The News-Times (Sunday)

Expert: Legalized marijuana may drive up road risks

- By Lisa Backus

In a state already known for a high rate of alcoholrel­ated driving fatalities, Connecticu­t officials are bracing for what the potential legalizati­on of recreation­al marijuana will mean on the road.

The state Legislatur­e’s Judiciary Committee this month advanced a bill to legalize the sale of recreation­al marijuana and approved $500,000 for each of the next two years for the state police to train more troopers as drug recognitio­n experts.

The bill, which faces several hurdles before becoming law, would also allow the state Office of Policy and Management to reimburse local police department­s to train their officers to be drug recognitio­n experts.

Marc Pelka, undersecre­tary of criminal justice with the OPM, said he did not know how much the training will cost.

James Rovella, commission­er of the state Department of Emergency Services and Public Protection, said the training is vital in a state plagued with a high volume of impaired drivers.

According to the National Highway Traffic Safety Administra­tion, Connecticu­t ranks behind only Washington, D.C., for the highest percentage of alcohol-impaired driving fatalities nationwide.

“There’s no place for having an altered state of mind while driving a motor vehicle,” said Kevin Nursick, spokesman for the state Department of Transporta­tion. “We see it every single day, over and over and over again.”

In addition to alcoholimp­aired drivers, the amount of Connecticu­t’s drugged drivers is about 20 percent higher than the national average, according to a 2017 report released by the Governor’s Highway Safety Associatio­n.

Amy Parmenter, manager of public and government affairs for the AAA Allied Group, presented the GHSA report to legislator­s during a hearing last month on the proposed drug recognitio­n experts funding bill.

The GHSA report concluded that 44 percent of drivers who were killed in crashes nationwide and tested for drugs in 2015 had narcotics in their system, Parmenter said.

According to AAA’s analysis of the data, 63 percent of drivers killed in Connecticu­t accidents and tested for drugs that year tested positive.

The same test data revealed the most prevalent drug was marijuana, Parmenter said. She said the presence of the drug did not conclusive­ly indicate impairment or the cause of the crash.

A recent study conducted by the national Insurance Institute for Highway Safety and the Highway Loss Data Institute found accident claims rose 6 percent in states that legalized marijuana for recreation­al use, including Colorado and Washington, compared to surroundin­g states where it was illegal.

Since 2011, Connecticu­t’s Highway Safety Office within Nursick’s agency has provided federal funding for 53 local and state police officers to be trained as drug recognitio­n experts.

The Highway Safety Office pays for travel expenses, equipment and materials associated with the training. Each of the individual department­s is responsibl­e for paying other officers to fill in for those involved in the drug recognitio­n expert training. The average cost of travel associated with the training is $2,000 per officer, DOT officials said.

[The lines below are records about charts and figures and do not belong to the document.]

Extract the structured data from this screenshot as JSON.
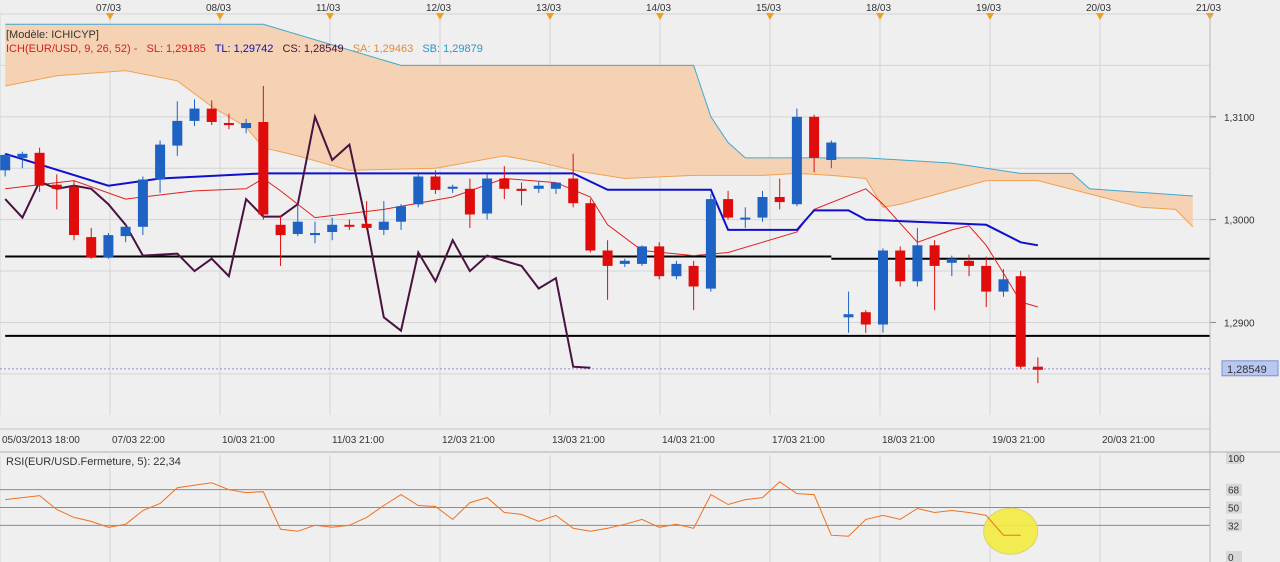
{
  "colors": {
    "background": "#eeeeee",
    "grid": "#d4d4d4",
    "bull": "#1e62c4",
    "bear": "#e00c0c",
    "tenkan": "#e02020",
    "kijun": "#1010cc",
    "chikou": "#4a1240",
    "span_a": "#f2a050",
    "span_b": "#40a8d0",
    "cloud": "#f5d0b0",
    "rsi": "#f07020",
    "highlight": "#f4ec40",
    "level": "#000000"
  },
  "header": {
    "model": "[Modèle: ICHICYP]",
    "ich": "ICH(EUR/USD, 9, 26, 52) -",
    "sl": "SL: 1,29185",
    "tl": "TL: 1,29742",
    "cs": "CS: 1,28549",
    "sa": "SA: 1,29463",
    "sb": "SB: 1,29879"
  },
  "top_dates": [
    "07/03",
    "08/03",
    "11/03",
    "12/03",
    "13/03",
    "14/03",
    "15/03",
    "18/03",
    "19/03",
    "20/03",
    "21/03"
  ],
  "bottom_dates": [
    "05/03/2013 18:00",
    "07/03 22:00",
    "10/03 21:00",
    "11/03 21:00",
    "12/03 21:00",
    "13/03 21:00",
    "14/03 21:00",
    "17/03 21:00",
    "18/03 21:00",
    "19/03 21:00",
    "20/03 21:00"
  ],
  "price_axis": {
    "ticks": [
      "1,3100",
      "1,3000",
      "1,2900"
    ],
    "last_price": "1,28549",
    "ylim": [
      1.281,
      1.32
    ]
  },
  "rsi": {
    "label": "RSI(EUR/USD.Fermeture, 5): 22,34",
    "ticks": [
      "100",
      "68",
      "50",
      "32",
      "0"
    ],
    "ylim": [
      0,
      100
    ]
  },
  "chart_data": {
    "type": "candlestick",
    "instrument": "EUR/USD",
    "x_slot_range": [
      -0.3,
      70
    ],
    "candles": [
      {
        "o": 1.3048,
        "h": 1.3064,
        "l": 1.3042,
        "c": 1.3063
      },
      {
        "o": 1.306,
        "h": 1.3066,
        "l": 1.305,
        "c": 1.3064
      },
      {
        "o": 1.3065,
        "h": 1.307,
        "l": 1.3027,
        "c": 1.3033
      },
      {
        "o": 1.3034,
        "h": 1.3044,
        "l": 1.301,
        "c": 1.303
      },
      {
        "o": 1.3032,
        "h": 1.3038,
        "l": 1.298,
        "c": 1.2985
      },
      {
        "o": 1.2983,
        "h": 1.2992,
        "l": 1.2962,
        "c": 1.2963
      },
      {
        "o": 1.2963,
        "h": 1.2987,
        "l": 1.2962,
        "c": 1.2985
      },
      {
        "o": 1.2984,
        "h": 1.2995,
        "l": 1.2978,
        "c": 1.2993
      },
      {
        "o": 1.2993,
        "h": 1.3042,
        "l": 1.2985,
        "c": 1.3039
      },
      {
        "o": 1.3039,
        "h": 1.3077,
        "l": 1.3026,
        "c": 1.3073
      },
      {
        "o": 1.3072,
        "h": 1.3115,
        "l": 1.3062,
        "c": 1.3096
      },
      {
        "o": 1.3096,
        "h": 1.3117,
        "l": 1.3091,
        "c": 1.3108
      },
      {
        "o": 1.3108,
        "h": 1.3116,
        "l": 1.3092,
        "c": 1.3095
      },
      {
        "o": 1.3094,
        "h": 1.3103,
        "l": 1.3088,
        "c": 1.3092
      },
      {
        "o": 1.3089,
        "h": 1.3098,
        "l": 1.3084,
        "c": 1.3094
      },
      {
        "o": 1.3095,
        "h": 1.313,
        "l": 1.3,
        "c": 1.3005
      },
      {
        "o": 1.2995,
        "h": 1.3004,
        "l": 1.2955,
        "c": 1.2985
      },
      {
        "o": 1.2986,
        "h": 1.3016,
        "l": 1.2984,
        "c": 1.2998
      },
      {
        "o": 1.2985,
        "h": 1.2998,
        "l": 1.2977,
        "c": 1.2987
      },
      {
        "o": 1.2988,
        "h": 1.3002,
        "l": 1.298,
        "c": 1.2995
      },
      {
        "o": 1.2995,
        "h": 1.3,
        "l": 1.299,
        "c": 1.2994
      },
      {
        "o": 1.2996,
        "h": 1.3018,
        "l": 1.299,
        "c": 1.2992
      },
      {
        "o": 1.299,
        "h": 1.3018,
        "l": 1.2985,
        "c": 1.2998
      },
      {
        "o": 1.2998,
        "h": 1.3015,
        "l": 1.299,
        "c": 1.3013
      },
      {
        "o": 1.3015,
        "h": 1.3045,
        "l": 1.3012,
        "c": 1.3042
      },
      {
        "o": 1.3042,
        "h": 1.3048,
        "l": 1.3025,
        "c": 1.3029
      },
      {
        "o": 1.303,
        "h": 1.3034,
        "l": 1.3026,
        "c": 1.3032
      },
      {
        "o": 1.303,
        "h": 1.304,
        "l": 1.2992,
        "c": 1.3005
      },
      {
        "o": 1.3006,
        "h": 1.3044,
        "l": 1.3,
        "c": 1.304
      },
      {
        "o": 1.304,
        "h": 1.3052,
        "l": 1.302,
        "c": 1.303
      },
      {
        "o": 1.303,
        "h": 1.3036,
        "l": 1.3014,
        "c": 1.3028
      },
      {
        "o": 1.303,
        "h": 1.3037,
        "l": 1.3026,
        "c": 1.3033
      },
      {
        "o": 1.303,
        "h": 1.3036,
        "l": 1.3025,
        "c": 1.3036
      },
      {
        "o": 1.304,
        "h": 1.3064,
        "l": 1.3012,
        "c": 1.3016
      },
      {
        "o": 1.3016,
        "h": 1.302,
        "l": 1.2968,
        "c": 1.297
      },
      {
        "o": 1.297,
        "h": 1.298,
        "l": 1.2922,
        "c": 1.2955
      },
      {
        "o": 1.2957,
        "h": 1.2962,
        "l": 1.2954,
        "c": 1.296
      },
      {
        "o": 1.2957,
        "h": 1.2975,
        "l": 1.2955,
        "c": 1.2974
      },
      {
        "o": 1.2974,
        "h": 1.2978,
        "l": 1.2942,
        "c": 1.2945
      },
      {
        "o": 1.2945,
        "h": 1.296,
        "l": 1.2942,
        "c": 1.2957
      },
      {
        "o": 1.2955,
        "h": 1.296,
        "l": 1.2912,
        "c": 1.2935
      },
      {
        "o": 1.2933,
        "h": 1.3025,
        "l": 1.293,
        "c": 1.302
      },
      {
        "o": 1.302,
        "h": 1.3028,
        "l": 1.3,
        "c": 1.3002
      },
      {
        "o": 1.3001,
        "h": 1.3012,
        "l": 1.2992,
        "c": 1.3002
      },
      {
        "o": 1.3002,
        "h": 1.3028,
        "l": 1.2998,
        "c": 1.3022
      },
      {
        "o": 1.3022,
        "h": 1.304,
        "l": 1.301,
        "c": 1.3017
      },
      {
        "o": 1.3015,
        "h": 1.3108,
        "l": 1.3013,
        "c": 1.31
      },
      {
        "o": 1.31,
        "h": 1.3102,
        "l": 1.3046,
        "c": 1.306
      },
      {
        "o": 1.3058,
        "h": 1.3077,
        "l": 1.305,
        "c": 1.3075
      },
      {
        "o": 1.2905,
        "h": 1.293,
        "l": 1.289,
        "c": 1.2908
      },
      {
        "o": 1.291,
        "h": 1.2912,
        "l": 1.289,
        "c": 1.2898
      },
      {
        "o": 1.2898,
        "h": 1.2972,
        "l": 1.289,
        "c": 1.297
      },
      {
        "o": 1.297,
        "h": 1.2974,
        "l": 1.2935,
        "c": 1.294
      },
      {
        "o": 1.294,
        "h": 1.2992,
        "l": 1.2935,
        "c": 1.2975
      },
      {
        "o": 1.2975,
        "h": 1.298,
        "l": 1.2912,
        "c": 1.2955
      },
      {
        "o": 1.2958,
        "h": 1.2965,
        "l": 1.2945,
        "c": 1.2962
      },
      {
        "o": 1.296,
        "h": 1.2966,
        "l": 1.2945,
        "c": 1.2955
      },
      {
        "o": 1.2955,
        "h": 1.2964,
        "l": 1.2915,
        "c": 1.293
      },
      {
        "o": 1.293,
        "h": 1.2952,
        "l": 1.2925,
        "c": 1.2942
      },
      {
        "o": 1.2945,
        "h": 1.295,
        "l": 1.2855,
        "c": 1.2857
      },
      {
        "o": 1.2857,
        "h": 1.2866,
        "l": 1.2841,
        "c": 1.2854
      }
    ],
    "tenkan_sen": [
      [
        0,
        1.303
      ],
      [
        4,
        1.3038
      ],
      [
        7,
        1.302
      ],
      [
        11,
        1.3028
      ],
      [
        14,
        1.303
      ],
      [
        15,
        1.304
      ],
      [
        16,
        1.3028
      ],
      [
        18,
        1.3002
      ],
      [
        22,
        1.301
      ],
      [
        26,
        1.3022
      ],
      [
        29,
        1.304
      ],
      [
        32,
        1.3036
      ],
      [
        34,
        1.3022
      ],
      [
        35,
        1.2995
      ],
      [
        37,
        1.297
      ],
      [
        40,
        1.2965
      ],
      [
        42,
        1.2968
      ],
      [
        46,
        1.2988
      ],
      [
        47,
        1.301
      ],
      [
        50,
        1.303
      ],
      [
        51,
        1.3015
      ],
      [
        53,
        1.2978
      ],
      [
        55,
        1.299
      ],
      [
        56,
        1.2994
      ],
      [
        57,
        1.2975
      ],
      [
        58,
        1.2948
      ],
      [
        59,
        1.292
      ],
      [
        60,
        1.2915
      ]
    ],
    "kijun_sen": [
      [
        0,
        1.3064
      ],
      [
        6,
        1.3033
      ],
      [
        9,
        1.304
      ],
      [
        15,
        1.3045
      ],
      [
        17,
        1.3045
      ],
      [
        33,
        1.3045
      ],
      [
        35,
        1.3029
      ],
      [
        41,
        1.3029
      ],
      [
        42,
        1.299
      ],
      [
        46,
        1.299
      ],
      [
        47,
        1.3009
      ],
      [
        49,
        1.3009
      ],
      [
        50,
        1.3
      ],
      [
        57,
        1.2995
      ],
      [
        59,
        1.2978
      ],
      [
        60,
        1.2975
      ]
    ],
    "chikou_span": [
      [
        0,
        1.302
      ],
      [
        1,
        1.3002
      ],
      [
        2,
        1.3037
      ],
      [
        3,
        1.303
      ],
      [
        4,
        1.3033
      ],
      [
        5,
        1.303
      ],
      [
        6,
        1.3015
      ],
      [
        7,
        1.2995
      ],
      [
        8,
        1.2965
      ],
      [
        9,
        1.2966
      ],
      [
        10,
        1.2967
      ],
      [
        11,
        1.295
      ],
      [
        12,
        1.2962
      ],
      [
        13,
        1.2945
      ],
      [
        14,
        1.302
      ],
      [
        15,
        1.3003
      ],
      [
        16,
        1.3003
      ],
      [
        17,
        1.3015
      ],
      [
        18,
        1.31
      ],
      [
        19,
        1.3058
      ],
      [
        20,
        1.3073
      ],
      [
        21,
        1.2995
      ],
      [
        22,
        1.2905
      ],
      [
        23,
        1.2892
      ],
      [
        24,
        1.2968
      ],
      [
        25,
        1.294
      ],
      [
        26,
        1.298
      ],
      [
        27,
        1.295
      ],
      [
        28,
        1.2965
      ],
      [
        29,
        1.296
      ],
      [
        30,
        1.2955
      ],
      [
        31,
        1.2933
      ],
      [
        32,
        1.2943
      ],
      [
        33,
        1.2857
      ],
      [
        34,
        1.2856
      ]
    ],
    "senkou_span_a": [
      [
        0,
        1.313
      ],
      [
        3,
        1.314
      ],
      [
        7,
        1.3145
      ],
      [
        10,
        1.3135
      ],
      [
        12,
        1.311
      ],
      [
        14,
        1.309
      ],
      [
        15,
        1.307
      ],
      [
        17,
        1.3062
      ],
      [
        20,
        1.3048
      ],
      [
        25,
        1.305
      ],
      [
        29,
        1.3062
      ],
      [
        31,
        1.3056
      ],
      [
        33,
        1.3048
      ],
      [
        36,
        1.304
      ],
      [
        40,
        1.3043
      ],
      [
        44,
        1.3043
      ],
      [
        46,
        1.3045
      ],
      [
        48,
        1.3043
      ],
      [
        50,
        1.304
      ],
      [
        51,
        1.3012
      ],
      [
        52,
        1.3015
      ],
      [
        57,
        1.3038
      ],
      [
        60,
        1.3038
      ],
      [
        63,
        1.3025
      ],
      [
        66,
        1.3012
      ],
      [
        68,
        1.301
      ],
      [
        69,
        1.2993
      ]
    ],
    "senkou_span_b": [
      [
        0,
        1.319
      ],
      [
        15,
        1.319
      ],
      [
        23,
        1.315
      ],
      [
        40,
        1.315
      ],
      [
        41,
        1.31
      ],
      [
        42,
        1.3075
      ],
      [
        43,
        1.306
      ],
      [
        50,
        1.306
      ],
      [
        55,
        1.3055
      ],
      [
        59,
        1.3045
      ],
      [
        62,
        1.3045
      ],
      [
        63,
        1.303
      ],
      [
        69,
        1.3023
      ]
    ],
    "levels": [
      {
        "from": 0,
        "to": 48,
        "y": 1.29642
      },
      {
        "from": 48,
        "to": 70,
        "y": 1.2962
      },
      {
        "from": 0,
        "to": 70,
        "y": 1.2887
      }
    ],
    "last_price_line": 1.28549,
    "rsi": [
      [
        0,
        58
      ],
      [
        2,
        62
      ],
      [
        3,
        48
      ],
      [
        4,
        40
      ],
      [
        5,
        36
      ],
      [
        6,
        30
      ],
      [
        7,
        33
      ],
      [
        8,
        47
      ],
      [
        9,
        54
      ],
      [
        10,
        70
      ],
      [
        12,
        75
      ],
      [
        13,
        68
      ],
      [
        14,
        65
      ],
      [
        15,
        66
      ],
      [
        16,
        28
      ],
      [
        17,
        26
      ],
      [
        18,
        32
      ],
      [
        19,
        30
      ],
      [
        20,
        32
      ],
      [
        21,
        40
      ],
      [
        22,
        52
      ],
      [
        23,
        63
      ],
      [
        24,
        52
      ],
      [
        25,
        51
      ],
      [
        26,
        38
      ],
      [
        27,
        55
      ],
      [
        28,
        60
      ],
      [
        29,
        45
      ],
      [
        30,
        43
      ],
      [
        31,
        36
      ],
      [
        32,
        42
      ],
      [
        33,
        29
      ],
      [
        34,
        26
      ],
      [
        35,
        29
      ],
      [
        36,
        33
      ],
      [
        37,
        38
      ],
      [
        38,
        30
      ],
      [
        39,
        33
      ],
      [
        40,
        29
      ],
      [
        41,
        63
      ],
      [
        42,
        53
      ],
      [
        43,
        58
      ],
      [
        44,
        60
      ],
      [
        45,
        76
      ],
      [
        46,
        64
      ],
      [
        47,
        63
      ],
      [
        48,
        22
      ],
      [
        49,
        21
      ],
      [
        50,
        38
      ],
      [
        51,
        42
      ],
      [
        52,
        38
      ],
      [
        53,
        49
      ],
      [
        54,
        45
      ],
      [
        55,
        47
      ],
      [
        56,
        45
      ],
      [
        57,
        42
      ],
      [
        58,
        22
      ],
      [
        59,
        22
      ]
    ]
  }
}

The designatio­n, which is certified by the Internatio­nal Associatio­n of Police Chiefs, allows the trained officers to determine if a driver is impaired by a variety of substances from heroin and crack cocaine to over-the-counter medication­s and marijuana.

The training includes classes in drug impairment detection and other instructio­nal hours, said State Police Trooper First Class Donald Comstock, one of seven drug recognitio­n expert instructor­s in Connecticu­t. Candidates are required to pass a test at every step of the process before they can proceed to the final exercise — practical experience in detecting what types of substances are causing impairment.

The fieldwork usually requires trainees to go to Arizona, where prison officials allow police in the drug recognitio­n expert instructio­n process to access people recently arrested who are impaired by some type of substance.

The drug recognitio­n expert trainees must accurately determine what’s causing the impairment of 12 people.

Some drugs dilate a person’s pupils, others affect blood pressure or body temperatur­e. Each drug has its own set of detection signals that officers learn to recognize.

A person can be impaired from marijuana more than 24 hours after smoking or ingesting it, Comstock said.